The drug's maker, Novartis Pharmaceuticals Corp., has said it can't keep up with demand for the medication, known as Pluvicto.
Doctors have had to reschedule some patients who were due to start their first doses of the treatment. Meanwhile, the company said it is prioritizing those who are already being treated with six cycles of the drug, but even some of those patients have not been able to get their medication.
"We recognize that any rescheduled dose is distressing for patients and their loved ones and poses challenges for the treatment centers. We are striving to serve as many patients as possible as quickly as possible as we work through the current situation," Novartis said in a recent news release.
Among U.S. men, prostate cancer is the second most common cancer and the second leading cause of cancer death. About 34,700 Americans die from the disease each year, according to the American Cancer Society.
Prostate cancer has no cure at this advanced stage. Pluvicto was designed to treat metastatic castration-resistant prostate cancer with targeted radioligand therapy, according to the company. The medication delivers radiation to targeted cells using radioactive atoms.
The drug's entry into the marketplace was approved by the U.S. Food and Drug Administration in March 2022, and its arrival was met with a lot of excitement, Dr. Daniel Spratt, chair of the department of radiation oncology at University Hospitals Seidman Cancer Center in Cleveland, told CNN.
"Some men and their physicians will feel that some hope was taken from them," Spratt said. "Cancer is the enemy here, not the company, but it's unfortunate to have that excitement that your physician will be able to prescribe it to you and just not be able to give it to them."

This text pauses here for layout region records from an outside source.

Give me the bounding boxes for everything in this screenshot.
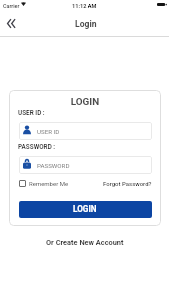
staticText: Remember Me <box>29 180 69 187</box>
button[interactable]: Remember Me <box>19 178 69 189</box>
staticText: LOGIN <box>9 96 161 108</box>
button[interactable]: Forgot Password? <box>103 178 152 189</box>
staticText: USER ID : <box>18 109 45 116</box>
button[interactable]: USER ID <box>19 122 152 140</box>
staticText: USER ID <box>37 128 60 135</box>
button[interactable]: Back <box>1 13 21 33</box>
staticText: Carrier <box>3 3 20 9</box>
button[interactable]: PASSWORD <box>19 156 152 174</box>
staticText: Login <box>75 19 97 29</box>
staticText: Or Create New Account <box>46 238 124 247</box>
button[interactable]: Or Create New Account <box>42 235 128 250</box>
staticText: Forgot Password? <box>103 180 152 187</box>
staticText: PASSWORD : <box>18 143 56 150</box>
staticText: LOGIN <box>73 204 97 214</box>
staticText: PASSWORD <box>37 162 70 169</box>
button[interactable]: LOGIN <box>19 201 152 218</box>
staticText: 11:12 AM <box>72 3 97 10</box>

Novartis said it makes the medication for U.S. patients at its plant in Ivrea, Italy. It suspended production last May because of "an abundance of caution" over potential quality issues, CNN reported. It also suspended production at its plant in New Jersey, where it makes the drug for the Canadian marketplace.

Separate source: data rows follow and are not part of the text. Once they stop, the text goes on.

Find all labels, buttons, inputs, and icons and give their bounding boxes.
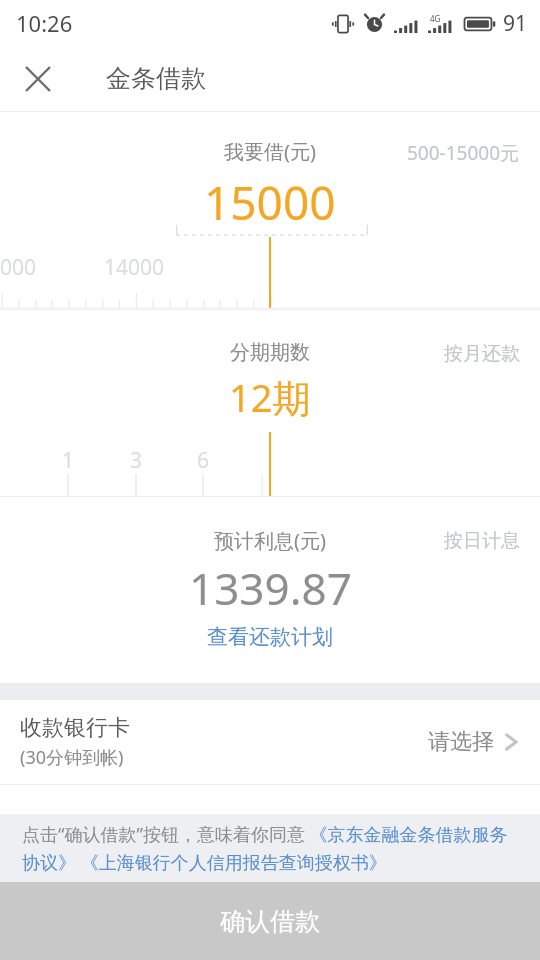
staticText: 12期 [229, 371, 311, 423]
staticText: 点击“确认借款”按钮，意味着你同意 《京东金融金条借款服务协议》 《上海银行个人… [22, 822, 522, 875]
staticText: 按月还款 [444, 342, 520, 366]
staticText: 14000 [104, 253, 165, 282]
button[interactable]: 查看还款计划 [201, 622, 339, 652]
staticText: 1339.87 [189, 558, 352, 618]
staticText: 分期期数 [230, 340, 310, 365]
button[interactable]: 收款银行卡 [0, 700, 540, 784]
staticText: 91 [503, 9, 528, 38]
staticText: (30分钟到帐) [20, 745, 124, 770]
button[interactable]: Close [14, 55, 62, 103]
staticText: 预计利息(元) [214, 527, 326, 554]
staticText: 查看还款计划 [207, 624, 333, 650]
staticText: 我要借(元) [224, 138, 316, 165]
staticText: 确认借款 [220, 906, 320, 937]
staticText: 6 [197, 446, 210, 475]
staticText: 1 [62, 446, 75, 475]
staticText: 按日计息 [444, 529, 520, 553]
staticText: 请选择 [428, 728, 494, 756]
staticText: 收款银行卡 [20, 714, 130, 742]
staticText: 3 [130, 446, 143, 475]
staticText: 10:26 [16, 8, 73, 38]
button[interactable]: 确认借款 [0, 882, 540, 960]
staticText: 4G [430, 13, 441, 24]
staticText: 15000 [204, 171, 336, 234]
staticText: 金条借款 [106, 63, 206, 94]
staticText: 000 [0, 253, 37, 282]
staticText: 500-15000元 [407, 140, 520, 166]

Production restarted at both plants last June, CNN reported.
Novartis has also recently completed its filing to make the drug for U.S. patients at its New Jersey plant, and it is also building a plant in Indianapolis, with production possible there by the end of the year.
The FDA told CNN that it "is not able to discuss details regarding any possible communications or actions with companies due to commercial confidential information."
"To be clear, FDA does not manufacture, produce, bottle or ship drugs and cannot force companies to do so or make more of a drug. However, in general, the FDA works with firms making drugs in shortage to help them ramp up production if they are willing to do so. Often, they need new production lines approved or need new raw material sources approved to help increase supplies. FDA can and does expedite review of these to help resolve shortages of medically necessary drugs," the FDA said.
The Pluvicto shortage also means that the medication isn't available for research, such as whether the drug may also help patients before their cancer is advanced, CNN reported.
"We're anxious to have greater supply to study it in broader populations," Dr. William Dahut, chief scientific officer at the American Cancer Society, told CNN.
Dahut noted the impact of the drug on certain patients. A study from a Novartis trial found that people who received the treatment lived a median of about 15 months after diagnosis, four months longer than those without the treatment. And for some, it was even more impactful.
"There are some patients that really do have those sort of miraculous responses, so it does occasionally give us one of those 'wow' moments," Dahut said.